Israel strikes southern Lebanon as Hezbollah condemns new deal
The Signal
Israeli airstrikes in southern Lebanon killed one person and wounded two on Saturday — the first casualties since Friday's US-brokered framework. Hezbollah leader Naim Qassem rejected the deal outright, calling it "humiliating, shameful, and a surrender of sovereignty" and vowing continued armed resistance. The sticking point is concrete: the four-point framework ties Israel's withdrawal to Hezbollah disarming and lets Israeli forces stay in an expanded "security zone" up to ten kilometers inside Lebanon. Hezbollah, which never signed it, calls that a red line.
Before This
The deal was built to close a war the US-Iran memorandum could not.
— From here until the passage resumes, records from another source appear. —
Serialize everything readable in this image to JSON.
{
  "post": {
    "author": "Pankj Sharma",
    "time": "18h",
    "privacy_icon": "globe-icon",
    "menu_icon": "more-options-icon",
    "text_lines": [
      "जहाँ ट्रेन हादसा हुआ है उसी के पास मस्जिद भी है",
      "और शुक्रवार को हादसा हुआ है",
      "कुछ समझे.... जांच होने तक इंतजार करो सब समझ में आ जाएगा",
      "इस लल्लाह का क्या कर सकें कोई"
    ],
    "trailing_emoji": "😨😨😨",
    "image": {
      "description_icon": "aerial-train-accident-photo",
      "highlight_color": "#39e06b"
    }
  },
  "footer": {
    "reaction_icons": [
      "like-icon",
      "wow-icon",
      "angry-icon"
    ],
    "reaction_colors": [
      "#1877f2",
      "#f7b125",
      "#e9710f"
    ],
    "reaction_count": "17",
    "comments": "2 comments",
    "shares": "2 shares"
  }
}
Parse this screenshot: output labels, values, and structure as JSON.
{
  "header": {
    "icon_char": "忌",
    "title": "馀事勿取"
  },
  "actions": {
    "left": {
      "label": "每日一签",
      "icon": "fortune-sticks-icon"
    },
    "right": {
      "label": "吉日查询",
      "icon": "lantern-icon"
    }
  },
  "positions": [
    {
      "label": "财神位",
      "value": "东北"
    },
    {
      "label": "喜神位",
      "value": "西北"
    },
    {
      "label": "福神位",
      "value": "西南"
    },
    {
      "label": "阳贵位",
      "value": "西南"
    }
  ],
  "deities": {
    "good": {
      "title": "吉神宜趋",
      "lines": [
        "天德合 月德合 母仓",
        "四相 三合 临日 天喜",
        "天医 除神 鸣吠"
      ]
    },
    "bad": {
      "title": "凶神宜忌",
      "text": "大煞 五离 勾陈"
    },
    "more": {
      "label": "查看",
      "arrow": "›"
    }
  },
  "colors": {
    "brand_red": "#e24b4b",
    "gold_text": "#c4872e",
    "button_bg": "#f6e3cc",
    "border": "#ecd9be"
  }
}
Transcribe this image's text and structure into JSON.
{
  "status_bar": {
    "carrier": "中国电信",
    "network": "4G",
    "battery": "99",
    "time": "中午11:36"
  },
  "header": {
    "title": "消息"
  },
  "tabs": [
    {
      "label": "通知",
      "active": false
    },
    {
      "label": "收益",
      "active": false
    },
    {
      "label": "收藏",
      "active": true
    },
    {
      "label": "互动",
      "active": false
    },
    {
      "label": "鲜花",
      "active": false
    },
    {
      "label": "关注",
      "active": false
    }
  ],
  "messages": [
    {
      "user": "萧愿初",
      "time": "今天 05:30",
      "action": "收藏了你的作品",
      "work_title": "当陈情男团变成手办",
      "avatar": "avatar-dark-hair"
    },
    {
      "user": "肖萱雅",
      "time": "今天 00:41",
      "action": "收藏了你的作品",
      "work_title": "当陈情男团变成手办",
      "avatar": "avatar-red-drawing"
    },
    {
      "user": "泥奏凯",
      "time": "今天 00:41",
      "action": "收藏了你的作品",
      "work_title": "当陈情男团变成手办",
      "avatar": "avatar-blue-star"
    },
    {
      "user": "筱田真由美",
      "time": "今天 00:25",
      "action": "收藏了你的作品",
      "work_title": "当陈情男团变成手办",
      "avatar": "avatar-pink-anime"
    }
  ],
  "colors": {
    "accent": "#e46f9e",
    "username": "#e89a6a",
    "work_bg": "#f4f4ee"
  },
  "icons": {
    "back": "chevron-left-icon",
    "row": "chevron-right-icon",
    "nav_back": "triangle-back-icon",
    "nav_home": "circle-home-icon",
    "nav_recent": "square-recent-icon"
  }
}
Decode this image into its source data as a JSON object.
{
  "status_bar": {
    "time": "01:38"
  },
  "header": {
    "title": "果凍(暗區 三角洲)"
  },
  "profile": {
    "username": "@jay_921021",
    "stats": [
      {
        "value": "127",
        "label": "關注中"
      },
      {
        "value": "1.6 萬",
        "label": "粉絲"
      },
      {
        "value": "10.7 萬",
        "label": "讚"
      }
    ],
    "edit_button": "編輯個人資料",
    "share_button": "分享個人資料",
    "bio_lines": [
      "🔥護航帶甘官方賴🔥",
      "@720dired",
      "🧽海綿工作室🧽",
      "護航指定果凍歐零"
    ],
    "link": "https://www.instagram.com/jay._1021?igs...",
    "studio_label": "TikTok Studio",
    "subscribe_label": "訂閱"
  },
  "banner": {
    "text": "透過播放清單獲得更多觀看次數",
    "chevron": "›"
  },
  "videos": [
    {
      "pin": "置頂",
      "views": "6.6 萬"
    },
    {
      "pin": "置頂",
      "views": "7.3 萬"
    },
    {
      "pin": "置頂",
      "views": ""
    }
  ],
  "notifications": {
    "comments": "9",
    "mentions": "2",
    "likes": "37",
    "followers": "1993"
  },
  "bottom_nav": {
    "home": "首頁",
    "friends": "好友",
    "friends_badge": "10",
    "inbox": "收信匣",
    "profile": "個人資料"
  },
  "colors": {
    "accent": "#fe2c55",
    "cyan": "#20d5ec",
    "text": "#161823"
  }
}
Lebanon was pulled in on March 2, when Hezbollah fired missiles into Israel to avenge an Israeli strike that killed Iran's supreme leader; Israel answered with an air campaign and a ground invasion that has killed more than 4,190 people and displaced over 1.2 million. The November 2024 ceasefire never held — Israel kept striking, Hezbollah kept rebuilding. Friday's framework tried again, but carries the same flaw: it was negotiated by Israel, Lebanon, and the US, while the actual combatant — Hezbollah — was left out, free to reject terms it never agreed to.